A Chesapeake Energy Corp. subsidiary on Friday was fined $600,000 and placed on probation for two years after pleading guilty in federal court to violating the Clean Water Act (CWA) in order to build a roadway to a natural gas drilling site in northern West Virginia.

U.S. Attorney William Ihlenfeld II of the Northern District of West Virginia said Chesapeake Appalachia LLC pleaded guilty to discharging 60 tons of crushed stone and gravel into Blake Fork in Wetzel County at least three different times in December 2008. Chesapeake then spread the material in the stream to create a roadway to improve access to a drilling site.

“The defendant illegally filled at least three sensitive wetlands; in one instance, obliterating a natural waterfall,” said Environmental Protection Agency Special Agent David G. McLeod Jr., who leads the agency’s criminal enforcement program in West Virginia. “This plea agreement demonstrates that those who illegally fill in or destroy these essential natural resources will be prosecuted.”
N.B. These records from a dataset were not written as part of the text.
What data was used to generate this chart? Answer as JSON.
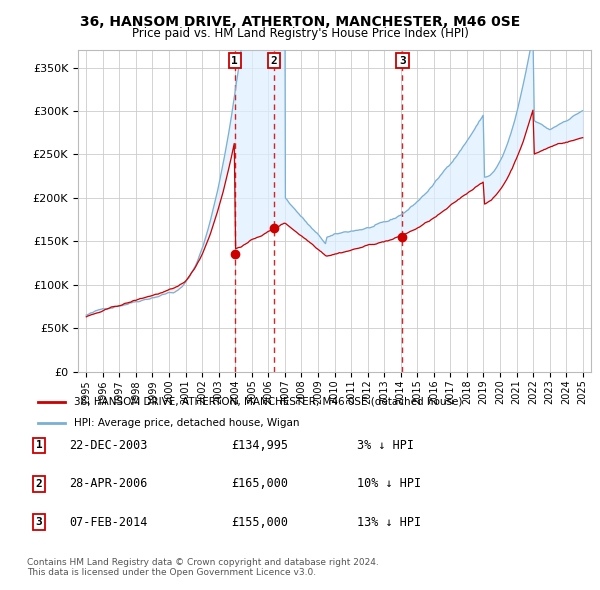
{
  "title": "36, HANSOM DRIVE, ATHERTON, MANCHESTER, M46 0SE",
  "subtitle": "Price paid vs. HM Land Registry's House Price Index (HPI)",
  "legend_line1": "36, HANSOM DRIVE, ATHERTON, MANCHESTER, M46 0SE (detached house)",
  "legend_line2": "HPI: Average price, detached house, Wigan",
  "sale_color": "#cc0000",
  "hpi_color": "#7ab0d4",
  "fill_color": "#ddeeff",
  "transactions": [
    {
      "num": 1,
      "date": "22-DEC-2003",
      "price": 134995,
      "pct": "3%",
      "x": 2003.97
    },
    {
      "num": 2,
      "date": "28-APR-2006",
      "price": 165000,
      "pct": "10%",
      "x": 2006.33
    },
    {
      "num": 3,
      "date": "07-FEB-2014",
      "price": 155000,
      "pct": "13%",
      "x": 2014.1
    }
  ],
  "footer": "Contains HM Land Registry data © Crown copyright and database right 2024.\nThis data is licensed under the Open Government Licence v3.0.",
  "ylim": [
    0,
    370000
  ],
  "xlim": [
    1994.5,
    2025.5
  ],
  "yticks": [
    0,
    50000,
    100000,
    150000,
    200000,
    250000,
    300000,
    350000
  ],
  "ytick_labels": [
    "£0",
    "£50K",
    "£100K",
    "£150K",
    "£200K",
    "£250K",
    "£300K",
    "£350K"
  ],
  "xticks": [
    1995,
    1996,
    1997,
    1998,
    1999,
    2000,
    2001,
    2002,
    2003,
    2004,
    2005,
    2006,
    2007,
    2008,
    2009,
    2010,
    2011,
    2012,
    2013,
    2014,
    2015,
    2016,
    2017,
    2018,
    2019,
    2020,
    2021,
    2022,
    2023,
    2024,
    2025
  ],
  "background_color": "#ffffff",
  "grid_color": "#cccccc"
}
Chesapeake agreed to pay a $200,000 fine for each of the three convictions and serve court-supervised probation for two years. Separate violations committed by Chesapeake in conjunction with impoundments built in Marshall and Wetzel counties are to be addressed by civil penalties and not through criminal charges, the U.S. Attorney’s office stated.

Last year the Marcellus Shale-based Chesapeake unit was temporarily barred from removing soil from an impoundment in Wetzel County (see Shale Daily, April 15, 2011). The court order followed a lawsuit filed in 2010 regarding drilling waste that apparently had been dumped in the drilling waste pit near New Martinsville, WV.

Unless a permit has been issued by the U.S. Army Corps of Engineers, discharges of dredged or fill material are prohibited into U.S. waters, under Section 404 of the CWA.

“Chesapeake violated the Clean Water Act when, in 2008, it selected the location for an access road to a site associated with its drilling activities, hired construction contractors to discharge and spread rock and gravel in Blake Fork in order to develop access to the Hohman Pit, and supervised and directed the work of the construction contractors,” Ihlenfeld said. “These contractors hired by Chesapeake discharged gravel from dump trucks into Blake Fork, also known as Blake Run, on at least three separate and distinct occasions.”

The contractors, who were supervised by a Chesapeake employee, “subsequently used bulldozers to spread the 60 tons of gravel in Blake Fork to develop access to the Hohman Pit in order to facilitate Marcellus Shale gas drilling activities. Chesapeake failed to obtain a Clean Water Act permit prior to this discharge.”

Chesapeake Appalachia officials confirmed the plea agreement and said in cooperation with the Corps and the EPA, they had removed the gravel under an approved restoration plan and restored the site.